‘The show must go on’ de Jérôme Bel: Let’s dance! con Bowie

El espectáculo ¿de danza? que el bailarín y coreógrafo francés estrenó en 2001 llegó, por fin, a España. Los Teatros del Canal han sido el escenario para demostrar que tanto Jérôme Bel como ‘The show must go on’ siguen muy vivos.

Jérôme Bel, coreógrafo y bailarín francés, y José Carlos Martínez, coreógrafo y bailarín español (y a la postre, director de la Compañía Nacional de Danza), han vuelto a demostrar lo hermoso que es llenar un escenario cuando está vacío. Lo hermoso y lo complicado. The show must go on arranca así: sin nadie. Y eso, para un espectáculo de danza es, aparte de una contradicción, un reto muy difícil.
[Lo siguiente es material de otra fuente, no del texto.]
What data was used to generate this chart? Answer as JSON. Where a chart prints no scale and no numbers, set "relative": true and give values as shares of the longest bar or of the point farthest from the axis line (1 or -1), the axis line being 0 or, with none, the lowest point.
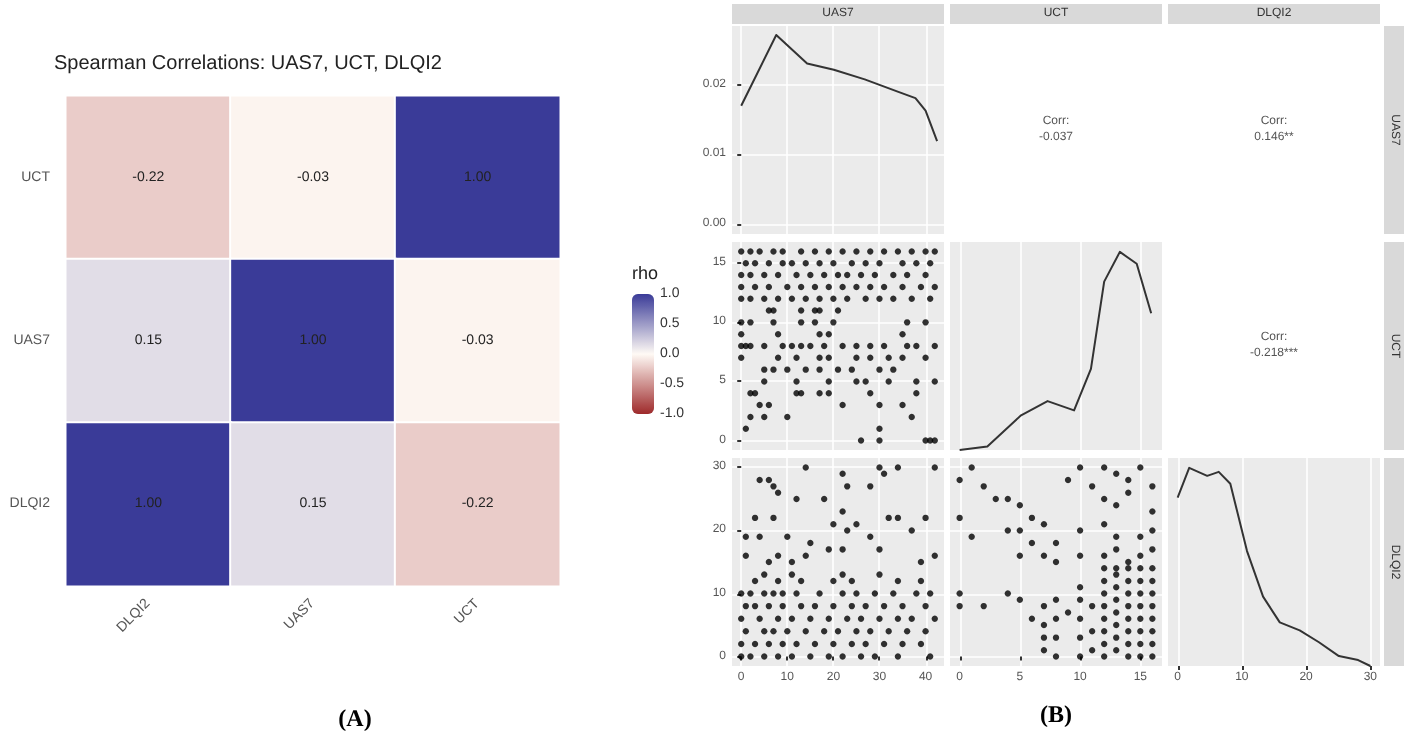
{
  "chart_data": [
    {
      "type": "heatmap",
      "title": "Spearman Correlations: UAS7, UCT, DLQI2",
      "categories": [
        "DLQI2",
        "UAS7",
        "UCT"
      ],
      "y_categories": [
        "UCT",
        "UAS7",
        "DLQI2"
      ],
      "cells": [
        [
          -0.22,
          -0.03,
          1.0
        ],
        [
          0.15,
          1.0,
          -0.03
        ],
        [
          1.0,
          0.15,
          -0.22
        ]
      ],
      "cell_labels": [
        [
          "-0.22",
          "-0.03",
          "1.00"
        ],
        [
          "0.15",
          "1.00",
          "-0.03"
        ],
        [
          "1.00",
          "0.15",
          "-0.22"
        ]
      ],
      "clabel": "rho",
      "clim": [
        -1,
        1
      ],
      "cticks": [
        {
          "value": 1,
          "label": "1.0"
        },
        {
          "value": 0.5,
          "label": "0.5"
        },
        {
          "value": 0,
          "label": "0.0"
        },
        {
          "value": -0.5,
          "label": "-0.5"
        },
        {
          "value": -1,
          "label": "-1.0"
        }
      ],
      "annotations": [
        "(A)"
      ]
    },
    {
      "type": "line",
      "title": "UAS7",
      "x": [
        0,
        7.6,
        14.3,
        20.1,
        26.8,
        34.1,
        37.8,
        40,
        42.5
      ],
      "series": [
        {
          "color": "#333333",
          "values": [
            0.017,
            0.0272,
            0.0231,
            0.0222,
            0.0208,
            0.019,
            0.0181,
            0.0163,
            0.0119
          ]
        }
      ],
      "xlim": [
        -2,
        44
      ],
      "xticks": [
        0,
        10,
        20,
        30,
        40
      ],
      "ylim": [
        -0.0015,
        0.0285
      ],
      "yticks": [
        {
          "value": 0,
          "label": "0.00"
        },
        {
          "value": 0.01,
          "label": "0.01"
        },
        {
          "value": 0.02,
          "label": "0.02"
        }
      ],
      "grid": true,
      "tick_labels": "y"
    },
    {
      "type": "other",
      "title": "UCT",
      "annotations": [
        "Corr:",
        "-0.037"
      ]
    },
    {
      "type": "other",
      "title": "DLQI2",
      "y2label": "UAS7",
      "annotations": [
        "Corr:",
        "0.146**"
      ]
    },
    {
      "type": "scatter",
      "marker": "circle",
      "grid": true,
      "tick_labels": "y",
      "xlim": [
        -2,
        44
      ],
      "xticks": [
        0,
        10,
        20,
        30,
        40
      ],
      "ylim": [
        -0.8,
        16.8
      ],
      "yticks": [
        0,
        5,
        10,
        15
      ],
      "x": [
        0,
        2,
        4,
        7,
        9,
        13,
        16,
        19,
        22,
        25,
        28,
        31,
        34,
        37,
        40,
        42,
        1,
        3,
        6,
        9,
        11,
        14,
        17,
        20,
        24,
        27,
        30,
        35,
        38,
        41,
        0,
        2,
        5,
        8,
        12,
        15,
        18,
        21,
        23,
        26,
        29,
        33,
        36,
        40,
        0,
        3,
        6,
        10,
        13,
        16,
        19,
        22,
        25,
        28,
        31,
        35,
        39,
        42,
        0,
        2,
        5,
        8,
        11,
        14,
        17,
        20,
        23,
        27,
        30,
        33,
        37,
        41,
        6,
        7,
        13,
        16,
        17,
        21,
        0,
        2,
        7,
        13,
        16,
        20,
        36,
        40,
        0,
        8,
        17,
        19,
        35,
        0,
        1,
        2,
        5,
        9,
        11,
        13,
        15,
        18,
        22,
        25,
        28,
        31,
        36,
        38,
        42,
        0,
        8,
        12,
        17,
        19,
        25,
        28,
        32,
        35,
        40,
        5,
        7,
        10,
        14,
        17,
        21,
        24,
        30,
        33,
        5,
        12,
        19,
        25,
        27,
        32,
        38,
        42,
        2,
        3,
        12,
        13,
        17,
        19,
        28,
        38,
        4,
        6,
        22,
        30,
        35,
        2,
        5,
        10,
        37,
        1,
        30,
        26,
        30,
        40,
        41,
        42
      ],
      "series": [
        {
          "color": "#000000",
          "values": [
            16,
            16,
            16,
            16,
            16,
            16,
            16,
            16,
            16,
            16,
            16,
            16,
            16,
            16,
            16,
            16,
            15,
            15,
            15,
            15,
            15,
            15,
            15,
            15,
            15,
            15,
            15,
            15,
            15,
            15,
            14,
            14,
            14,
            14,
            14,
            14,
            14,
            14,
            14,
            14,
            14,
            14,
            14,
            14,
            13,
            13,
            13,
            13,
            13,
            13,
            13,
            13,
            13,
            13,
            13,
            13,
            13,
            13,
            12,
            12,
            12,
            12,
            12,
            12,
            12,
            12,
            12,
            12,
            12,
            12,
            12,
            12,
            11,
            11,
            11,
            11,
            11,
            11,
            10,
            10,
            10,
            10,
            10,
            10,
            10,
            10,
            9,
            9,
            9,
            9,
            9,
            8,
            8,
            8,
            8,
            8,
            8,
            8,
            8,
            8,
            8,
            8,
            8,
            8,
            8,
            8,
            8,
            7,
            7,
            7,
            7,
            7,
            7,
            7,
            7,
            7,
            7,
            6,
            6,
            6,
            6,
            6,
            6,
            6,
            6,
            6,
            5,
            5,
            5,
            5,
            5,
            5,
            5,
            5,
            4,
            4,
            4,
            4,
            4,
            4,
            4,
            4,
            3,
            3,
            3,
            3,
            3,
            2,
            2,
            2,
            2,
            1,
            1,
            0,
            0,
            0,
            0,
            0
          ]
        }
      ]
    },
    {
      "type": "line",
      "relative": true,
      "x": [
        0,
        2.3,
        5.1,
        7.3,
        9.5,
        10.9,
        12,
        13.3,
        14.7,
        15.9
      ],
      "series": [
        {
          "color": "#333333",
          "values": [
            0,
            0.018,
            0.175,
            0.247,
            0.2,
            0.41,
            0.85,
            1,
            0.94,
            0.69
          ]
        }
      ],
      "xlim": [
        -0.8,
        16.8
      ],
      "xticks": [
        0,
        5,
        10,
        15
      ],
      "grid": true,
      "tick_labels": false
    },
    {
      "type": "other",
      "y2label": "UCT",
      "annotations": [
        "Corr:",
        "-0.218***"
      ]
    },
    {
      "type": "scatter",
      "marker": "circle",
      "grid": true,
      "xlim": [
        -2,
        44
      ],
      "xticks": [
        0,
        10,
        20,
        30,
        40
      ],
      "ylim": [
        -1.5,
        31.5
      ],
      "yticks": [
        0,
        10,
        20,
        30
      ],
      "x": [
        4,
        6,
        7,
        8,
        14,
        22,
        30,
        31,
        34,
        42,
        3,
        7,
        12,
        18,
        22,
        23,
        28,
        32,
        34,
        40,
        1,
        4,
        10,
        15,
        20,
        23,
        25,
        28,
        37,
        1,
        6,
        8,
        11,
        14,
        19,
        22,
        30,
        39,
        42,
        3,
        8,
        13,
        20,
        24,
        34,
        39,
        5,
        11,
        22,
        30,
        0,
        2,
        5,
        7,
        9,
        12,
        17,
        22,
        25,
        29,
        33,
        38,
        41,
        1,
        3,
        6,
        9,
        13,
        16,
        20,
        24,
        27,
        31,
        35,
        40,
        0,
        4,
        8,
        11,
        15,
        19,
        23,
        26,
        30,
        34,
        37,
        42,
        1,
        5,
        7,
        10,
        14,
        18,
        21,
        25,
        28,
        32,
        36,
        40,
        0,
        3,
        6,
        9,
        12,
        16,
        20,
        24,
        27,
        31,
        35,
        39,
        0,
        2,
        5,
        8,
        11,
        15,
        19,
        22,
        26,
        29,
        34,
        41
      ],
      "series": [
        {
          "color": "#000000",
          "values": [
            28,
            28,
            27,
            26,
            30,
            29,
            30,
            29,
            30,
            30,
            22,
            22,
            25,
            25,
            23,
            27,
            27,
            22,
            22,
            22,
            19,
            19,
            19,
            18,
            21,
            20,
            21,
            19,
            20,
            16,
            15,
            16,
            15,
            16,
            17,
            17,
            17,
            15,
            16,
            12,
            12,
            12,
            12,
            12,
            12,
            12,
            13,
            13,
            13,
            13,
            10,
            10,
            10,
            10,
            10,
            10,
            10,
            10,
            10,
            10,
            10,
            10,
            10,
            8,
            8,
            8,
            8,
            8,
            8,
            8,
            8,
            8,
            8,
            8,
            8,
            6,
            6,
            6,
            6,
            6,
            6,
            6,
            6,
            6,
            6,
            6,
            6,
            4,
            4,
            4,
            4,
            4,
            4,
            4,
            4,
            4,
            4,
            4,
            4,
            2,
            2,
            2,
            2,
            2,
            2,
            2,
            2,
            2,
            2,
            2,
            2,
            0,
            0,
            0,
            0,
            0,
            0,
            0,
            0,
            0,
            0,
            0,
            0
          ]
        }
      ]
    },
    {
      "type": "scatter",
      "marker": "circle",
      "grid": true,
      "tick_labels": "x",
      "xlim": [
        -0.8,
        16.8
      ],
      "xticks": [
        0,
        5,
        10,
        15
      ],
      "ylim": [
        -1.5,
        31.5
      ],
      "yticks": [
        0,
        10,
        20,
        30
      ],
      "x": [
        0,
        1,
        2,
        0,
        3,
        4,
        5,
        6,
        7,
        4,
        1,
        5,
        6,
        8,
        9,
        10,
        11,
        12,
        13,
        14,
        15,
        16,
        12,
        13,
        14,
        16,
        10,
        12,
        13,
        15,
        16,
        5,
        7,
        8,
        10,
        12,
        13,
        14,
        15,
        16,
        0,
        0,
        2,
        4,
        5,
        6,
        9,
        7,
        7,
        7,
        7,
        8,
        8,
        8,
        8,
        10,
        10,
        10,
        10,
        10,
        11,
        11,
        11,
        12,
        12,
        12,
        12,
        12,
        12,
        12,
        12,
        13,
        13,
        13,
        13,
        13,
        13,
        13,
        13,
        14,
        14,
        14,
        14,
        14,
        14,
        14,
        14,
        15,
        15,
        15,
        15,
        15,
        15,
        15,
        15,
        16,
        16,
        16,
        16,
        16,
        16,
        16,
        16
      ],
      "series": [
        {
          "color": "#000000",
          "values": [
            28,
            30,
            27,
            22,
            25,
            25,
            24,
            22,
            21,
            20,
            19,
            20,
            18,
            18,
            28,
            30,
            27,
            30,
            29,
            28,
            30,
            27,
            25,
            24,
            26,
            23,
            20,
            21,
            19,
            19,
            20,
            16,
            16,
            15,
            16,
            16,
            17,
            15,
            16,
            17,
            10,
            8,
            8,
            10,
            9,
            6,
            7,
            1,
            3,
            5,
            8,
            0,
            3,
            6,
            9,
            0,
            3,
            6,
            9,
            11,
            1,
            4,
            8,
            0,
            2,
            4,
            6,
            8,
            10,
            12,
            14,
            1,
            3,
            5,
            7,
            9,
            11,
            13,
            14,
            0,
            2,
            4,
            6,
            8,
            10,
            12,
            14,
            0,
            2,
            4,
            6,
            8,
            10,
            12,
            14,
            0,
            2,
            4,
            6,
            8,
            10,
            12,
            14
          ]
        }
      ],
      "annotations": [
        "(B)"
      ]
    },
    {
      "type": "line",
      "relative": true,
      "y2label": "DLQI2",
      "x": [
        0,
        1.8,
        4.6,
        6.4,
        8.2,
        10.8,
        13.3,
        15.9,
        19,
        22,
        25.1,
        28.1,
        30
      ],
      "series": [
        {
          "color": "#333333",
          "values": [
            0.85,
            1,
            0.96,
            0.98,
            0.92,
            0.58,
            0.35,
            0.22,
            0.18,
            0.12,
            0.05,
            0.03,
            0
          ]
        }
      ],
      "xlim": [
        -1.5,
        31.5
      ],
      "xticks": [
        0,
        10,
        20,
        30
      ],
      "grid": true,
      "tick_labels": "x"
    }
  ]
}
Pero el creador de este ya mítico espectáculo, cuya línea estética en en ballet es la ‘no danza’, sabe no solo llenar el palco escénico sino romper la barrera del foso y trasladar la danza, ‘su danza’, al patio de butacas.

A aquellos que no sepan de qué va este showque debe continuar– no vamos a hacer de spoilers y destrozárselos. Basta resaltar la importancia de que, por fin, llegue a España y lo haga de la mano –o de los pies– de la Compañía Nacional de Danza, aunque solo se recurra a cinco bailarines de su cuerpo estable, y el resto sean actores o personas que nada tienen que ver con el mundo no ya de la danza, sino del espectáculo. ¿Un ballet sin bailarines? ¿Es eso posible? Pues sí. El resultado es una mezcla entre performance y ballet, no ya contemporáneo sino ‘atemporáneo’, pues, puestos a inventar, inventamos todos. Lo cierto es que estamos ante un show redondo que, pese a tener diecisiete años de vida, sigue resultando en cierta manera transgresor. En él se ¿coreografía? desde My Heart Will Go On, de Céline Dion, a The Sounds of Silence, de Simon & Garfunkel, pasado por David Bowie, Tina Turner o la mismísima Macarena de Los del Río. Y, como es normal, el temazo de Queen que da título al show que, con su estreno en Madrid, demuestra precisamente eso: que el espectáculo debe continuar... Y eso es lo que ocurre en los Teatros del Canal, programados con muy buena mano por Natalia Álvarez Simón.

El patio de butacas, como hemos dicho, se convierte en protagonista. ¿Cómo? Pues rompiendo esa barrera que sigue existiendo (y que es bueno que exista) entre el escenario y el espectador. Aquí la comunión es total, y no porque estemos ante uno de esos ejemplos en donde los actores bajan a la platea para subir a alguien: en este caso, la comunicación (y esa comunión) es completamente diferente.

En el siglo XIX fueron precisamente nombres franceses como Rimbaud quienes gritaban aquello de épater le bourgeois. Hoy ni siquiera sabemos si a los burgueses se les puede seguir llamando así y, en ese caso, si habría que seguir epatándolos. Pero esta obra, ya clásica, de este otro francés, lo que viene a demostrar es que estamos en una era en la que –pese a vivir con sobredosis de información y en comunicación permanente y vertiginosa entre unos y otros, muchas veces, incluso, sin conocernos– se puede seguir emocionando con algo tan sencillo como un escenario vacío. Algo tan sencillo y complicado como llenar un escenario... con el vacío. Y mantenerte en vilo, a la espera de que suceda ese ‘algo’ que uno sabe que va a suceder, pero no sabe ni cuándo, ni cómo, ni por qué. Pero sucede. Quizás es porque ya todos somos burgueses y necesitamos ser epatados, o quizás porque en el teatro y en la danza, como en la vida, el show debe siempre continuar. Freddy Mercury no cantaba en balde. Y Jérôme Bel no coreografía en vacío. Aunque haya gente que no lo vea. Let’s Dance!, y Bowie no es mal compañero para ello. En absoluto.